Африор обделалась, и он оскорбленно отступил назад.
— Ты понял?
Тико тупо кивнул.
— Есть другой выбор, — сказал вождь. Полускелинг переводил каждое слово. — Хочешь узнать какой?
— Да, — ответил Тико. — Хочу.
Вождь посмотрел Тико в глаза, потом схватил Африор между ног и ударил кремневым ножом. Она дернулась. Вождь поднял руку и вытряс на землю клок светлых волос.
— И больше ничего.
Тико неуверенно посмотрел на переводчика, потом — на вождя. Наверно, бывший раб напутал с переводом.
— Вреда не будет, если сделаешь, что мы просим.
А потом скелинг сказал, чего они хотят. Раз двое рабов не должны быть вместе, никому не покажется странным, если вернется только один. Ночью Тико отопрет ворота Бьорнвина. Если нет, то на рассвете он найдет у ворот ее останки. А если все пройдет гладко, то они оба смогут беспрепятственно пройти через земли скелингов и уйти, куда хотят.
— Нас убьет следующее племя.
— Тебе лучше задуматься, — ответил вождь, — не убьем ли вас мы.
Тико мог позволить Африор умереть. С ее смертью исчезнет опасность, что кто-нибудь прознает о случившемся. Он может вернуться, вновь стать волкодавом господина Эрика и по-прежнему не обращать внимания на злобную суку, которую он называл матерью.
Тико был рабом. Господин Эрик говорил: «Сделай», и он делал.
Он бегал быстрее других, прыгал выше, охотился ловко и тихо. Но его не ценили, а ненавидели. Почти каждый день он вставал с рассветом, выполнял приказы до поздней ночи, а потом засыпал. Спасти Африор — значит предать всех остальных. Разве это правильно?

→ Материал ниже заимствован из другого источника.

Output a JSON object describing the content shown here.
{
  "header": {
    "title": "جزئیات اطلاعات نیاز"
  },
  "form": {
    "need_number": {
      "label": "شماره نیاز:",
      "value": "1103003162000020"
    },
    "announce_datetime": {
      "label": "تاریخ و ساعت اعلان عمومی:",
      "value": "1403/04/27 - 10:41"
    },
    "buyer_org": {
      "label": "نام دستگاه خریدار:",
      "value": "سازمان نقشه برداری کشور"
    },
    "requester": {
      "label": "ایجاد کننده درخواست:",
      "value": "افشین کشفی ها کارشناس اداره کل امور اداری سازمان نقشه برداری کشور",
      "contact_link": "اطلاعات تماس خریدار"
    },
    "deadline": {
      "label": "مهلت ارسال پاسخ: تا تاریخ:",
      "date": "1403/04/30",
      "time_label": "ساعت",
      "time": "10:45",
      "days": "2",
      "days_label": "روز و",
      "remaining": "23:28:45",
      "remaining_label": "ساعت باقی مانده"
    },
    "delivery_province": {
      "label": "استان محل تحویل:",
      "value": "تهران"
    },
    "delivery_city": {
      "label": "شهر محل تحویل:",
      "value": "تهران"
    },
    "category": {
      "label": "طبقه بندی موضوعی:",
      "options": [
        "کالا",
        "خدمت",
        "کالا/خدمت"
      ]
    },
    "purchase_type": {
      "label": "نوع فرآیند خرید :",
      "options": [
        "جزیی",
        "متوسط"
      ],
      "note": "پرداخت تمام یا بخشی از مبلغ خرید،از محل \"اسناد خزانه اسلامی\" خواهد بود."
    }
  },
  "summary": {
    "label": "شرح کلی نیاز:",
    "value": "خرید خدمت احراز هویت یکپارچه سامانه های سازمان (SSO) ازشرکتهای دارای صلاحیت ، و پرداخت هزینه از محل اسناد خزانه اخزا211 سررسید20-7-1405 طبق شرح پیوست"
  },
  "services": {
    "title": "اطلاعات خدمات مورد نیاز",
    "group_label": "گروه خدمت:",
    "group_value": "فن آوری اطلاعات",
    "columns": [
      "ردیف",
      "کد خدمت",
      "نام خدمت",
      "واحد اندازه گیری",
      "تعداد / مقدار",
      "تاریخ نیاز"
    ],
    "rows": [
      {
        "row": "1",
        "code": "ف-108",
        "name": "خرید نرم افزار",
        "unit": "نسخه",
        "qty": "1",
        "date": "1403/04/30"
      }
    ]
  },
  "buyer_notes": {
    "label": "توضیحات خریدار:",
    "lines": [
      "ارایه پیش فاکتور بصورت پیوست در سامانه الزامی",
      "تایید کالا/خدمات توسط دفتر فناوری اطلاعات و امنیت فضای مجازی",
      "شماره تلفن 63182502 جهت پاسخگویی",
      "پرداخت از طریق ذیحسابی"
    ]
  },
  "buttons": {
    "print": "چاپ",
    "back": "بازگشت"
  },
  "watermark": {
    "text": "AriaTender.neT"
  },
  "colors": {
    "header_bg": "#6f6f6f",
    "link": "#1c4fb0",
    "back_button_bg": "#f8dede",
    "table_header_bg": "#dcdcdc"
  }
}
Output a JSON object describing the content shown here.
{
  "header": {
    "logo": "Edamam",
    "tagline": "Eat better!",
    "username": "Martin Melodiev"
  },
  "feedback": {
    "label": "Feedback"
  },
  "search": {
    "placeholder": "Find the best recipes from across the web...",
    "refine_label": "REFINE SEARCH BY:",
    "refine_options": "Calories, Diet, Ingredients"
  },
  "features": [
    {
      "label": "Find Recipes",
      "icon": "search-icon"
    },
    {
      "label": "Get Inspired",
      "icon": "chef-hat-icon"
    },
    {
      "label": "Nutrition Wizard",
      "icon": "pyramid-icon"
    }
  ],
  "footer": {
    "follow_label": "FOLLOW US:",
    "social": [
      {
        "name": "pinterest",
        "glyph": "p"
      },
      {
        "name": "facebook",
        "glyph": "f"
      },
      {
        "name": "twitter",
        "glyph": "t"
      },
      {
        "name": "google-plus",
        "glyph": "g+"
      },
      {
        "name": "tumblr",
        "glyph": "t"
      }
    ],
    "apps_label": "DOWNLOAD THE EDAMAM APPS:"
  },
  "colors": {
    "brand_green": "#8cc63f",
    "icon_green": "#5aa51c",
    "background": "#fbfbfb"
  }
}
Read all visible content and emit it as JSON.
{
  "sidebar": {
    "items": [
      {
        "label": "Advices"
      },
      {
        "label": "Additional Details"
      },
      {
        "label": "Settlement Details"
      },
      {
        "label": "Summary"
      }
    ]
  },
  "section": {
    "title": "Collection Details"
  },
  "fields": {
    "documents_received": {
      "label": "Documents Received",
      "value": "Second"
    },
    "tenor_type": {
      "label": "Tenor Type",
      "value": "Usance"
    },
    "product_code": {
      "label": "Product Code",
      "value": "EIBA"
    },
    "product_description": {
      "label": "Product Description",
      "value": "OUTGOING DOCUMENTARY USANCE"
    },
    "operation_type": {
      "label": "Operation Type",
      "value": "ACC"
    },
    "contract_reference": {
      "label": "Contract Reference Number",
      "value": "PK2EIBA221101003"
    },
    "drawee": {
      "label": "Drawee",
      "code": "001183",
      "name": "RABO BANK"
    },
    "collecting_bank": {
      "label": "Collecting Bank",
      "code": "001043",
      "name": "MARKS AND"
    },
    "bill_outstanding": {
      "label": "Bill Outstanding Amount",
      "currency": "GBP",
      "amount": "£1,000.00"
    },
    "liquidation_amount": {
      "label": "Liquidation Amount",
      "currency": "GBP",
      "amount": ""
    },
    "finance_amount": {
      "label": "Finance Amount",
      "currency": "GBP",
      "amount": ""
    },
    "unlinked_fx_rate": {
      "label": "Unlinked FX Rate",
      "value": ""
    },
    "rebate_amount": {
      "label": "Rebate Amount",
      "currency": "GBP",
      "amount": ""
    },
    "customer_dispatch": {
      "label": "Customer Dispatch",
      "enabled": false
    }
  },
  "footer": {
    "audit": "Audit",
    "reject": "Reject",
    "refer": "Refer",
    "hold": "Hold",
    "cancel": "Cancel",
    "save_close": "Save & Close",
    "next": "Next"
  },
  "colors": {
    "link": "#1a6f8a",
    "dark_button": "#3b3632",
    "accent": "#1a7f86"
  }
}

Он может рассказать обо всем господину Эрику. Его изобьют до полусмерти, но ведь не в первый раз. Но тогда Африор умрет, а Тико хочет ее.
Он убил стражника у ворот. Ударил его дубинкой по голове. А когда стражник умер, Тико поднял засов и открыл ворота Бьорнвина.
В воротах вождь скелингов толкнул вперед голую связанную девушку, оттянул ей голову назад и, плюнув в лицо, перерезал горло.
Африор, истекая кровью, упала на землю.
Героическая атака Тико заслуживала увековечивания в песне, но ее некому было сложить. Он в ярости подхватил меч мертвого стражника, бросился к вождю, воткнул ему лезвие в живот и повернул.
Откуда-то возник господин Эрик, широкоплечий, с поседевшей бородой. В руках — окровавленный боевой топор. Тремя ударами Эрик зарубил троих скелингов. Потом повернулся и хлопнул Тико по плечу.
— Буди всех!
Тико побежал будить.
Но не успел он добраться до большого дома, как сильная рука матери стиснула его плечо. Первым делом она сообщила, что вовсе не мать ему. Он не викинг, не скелинг, а падший. Она выплевывала слова сквозь зубы, на лице застыла маска ненависти.
— Где моя дочь?
— Мертва. Ее убили скелинги.
Сухорукая ударила его по лицу.
— Ты убил ее. Думал, я не узнаю?
В глазах — мрак, в голосе — зимняя стужа. Тико не сомневался: она хочет его смерти. Готова сама его убить. Но она потащила мальчика в свое жилище и велела разбросать солому из матраса по широкому кругу.
— Делай, прямо сейчас, — приказала она.
Снаружи продолжалась бойня.
Воины Эрика были хорошо вооружены. Мечи, кольчуги и шлемы, привезенные из Гренландии, давали им преимущество. Но викинги оказались в меньшинстве. Скелинги плотно сомкнулись вокруг деревни.
Сухорукая вернулась с пылающей головней.
— Моя хозяйка перед смертью рассказала, как это сделать. Может, она знала… — Сухорукая умолкла, ее лицо исказилось. — О, она хорошо знала. Она умерла, давая жизнь тебе. Я еще тогда знала: ты того не стоишь. А теперь мы умираем, а чтобы ты… Кто знает? Некому будет волноваться.
Сухорукая толкнула его в центр круга, опустила головню и отступила назад. Вокруг Тико вспыхнуло пламя. Но вместо жара он почувствовал холод, взмах крыльев и яростный ветер, как будто он падал с огромной высоты. И напоследок лицо Сухорукой, перекошенное от ненависти…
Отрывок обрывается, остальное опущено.